HALMAHERA– Kehadiran kawasan industri nikel PT Indonesia Weda Bay Industrial Park (IWIP) di Kecamatan Weda Tengah, Kabupaten Halmahera Tengah, ternyata mengundang polemik serius terutama dalam bidang kesehatan masyarakat. Warga mengeluh dengan lonjakan kasus infeksi saluran pernapasan akut (ISPA) dan diare sejak kawasan ini mulai beroperasi pada 2018. Meskipun ditujukan untuk mendukung proyek transisi energi melalui penyediaan bahan baku baterai kendaraan listrik, efek samping dari pembangunan ini mulai terasa mengganggu kehidupan masyarakat sekitar.
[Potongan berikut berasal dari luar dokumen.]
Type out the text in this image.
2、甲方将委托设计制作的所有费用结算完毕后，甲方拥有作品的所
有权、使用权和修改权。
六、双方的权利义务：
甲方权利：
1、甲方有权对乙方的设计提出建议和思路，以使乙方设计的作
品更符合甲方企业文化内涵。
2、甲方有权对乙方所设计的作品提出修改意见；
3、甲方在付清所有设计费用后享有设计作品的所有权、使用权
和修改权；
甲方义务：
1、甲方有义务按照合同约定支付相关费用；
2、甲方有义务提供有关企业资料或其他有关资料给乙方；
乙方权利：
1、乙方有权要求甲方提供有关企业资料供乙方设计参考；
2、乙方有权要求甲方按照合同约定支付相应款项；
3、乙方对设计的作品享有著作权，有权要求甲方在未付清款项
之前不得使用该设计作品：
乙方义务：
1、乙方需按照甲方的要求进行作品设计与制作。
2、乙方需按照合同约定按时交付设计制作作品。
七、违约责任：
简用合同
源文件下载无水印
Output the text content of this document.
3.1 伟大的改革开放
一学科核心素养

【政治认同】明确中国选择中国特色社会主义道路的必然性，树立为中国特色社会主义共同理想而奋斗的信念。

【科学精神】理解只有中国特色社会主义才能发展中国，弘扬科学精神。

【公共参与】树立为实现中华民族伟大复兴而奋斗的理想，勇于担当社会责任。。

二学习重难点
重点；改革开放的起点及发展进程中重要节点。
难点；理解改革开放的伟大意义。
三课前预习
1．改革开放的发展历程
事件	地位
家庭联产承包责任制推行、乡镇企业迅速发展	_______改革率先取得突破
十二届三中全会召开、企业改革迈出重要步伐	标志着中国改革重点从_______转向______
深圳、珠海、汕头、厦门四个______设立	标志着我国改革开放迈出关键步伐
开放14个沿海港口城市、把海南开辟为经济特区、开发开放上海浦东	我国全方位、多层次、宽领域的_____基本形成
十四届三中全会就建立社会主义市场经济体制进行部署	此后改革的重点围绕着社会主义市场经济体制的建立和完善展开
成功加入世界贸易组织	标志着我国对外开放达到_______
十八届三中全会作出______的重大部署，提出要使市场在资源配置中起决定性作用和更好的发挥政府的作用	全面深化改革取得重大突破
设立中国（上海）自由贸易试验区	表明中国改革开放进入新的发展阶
Hernemus Takuling, salah satu warga Lelilef Sawai, menyuarakan kekhawatirannya terhadap pencemaran udara yang dihasilkan dari aktivitas industri tersebut. "Samua so kotor. Kaluar di jalan saja musti pake masker. Di muka rumah musti siram air tiap hari. Pintu musti kunci terus, abu masuk sampe di atas meja. Setiap hari ini torang kena penyakit karena hirup abu macam-macam," ungkap Hernemus, kepada Mongabay.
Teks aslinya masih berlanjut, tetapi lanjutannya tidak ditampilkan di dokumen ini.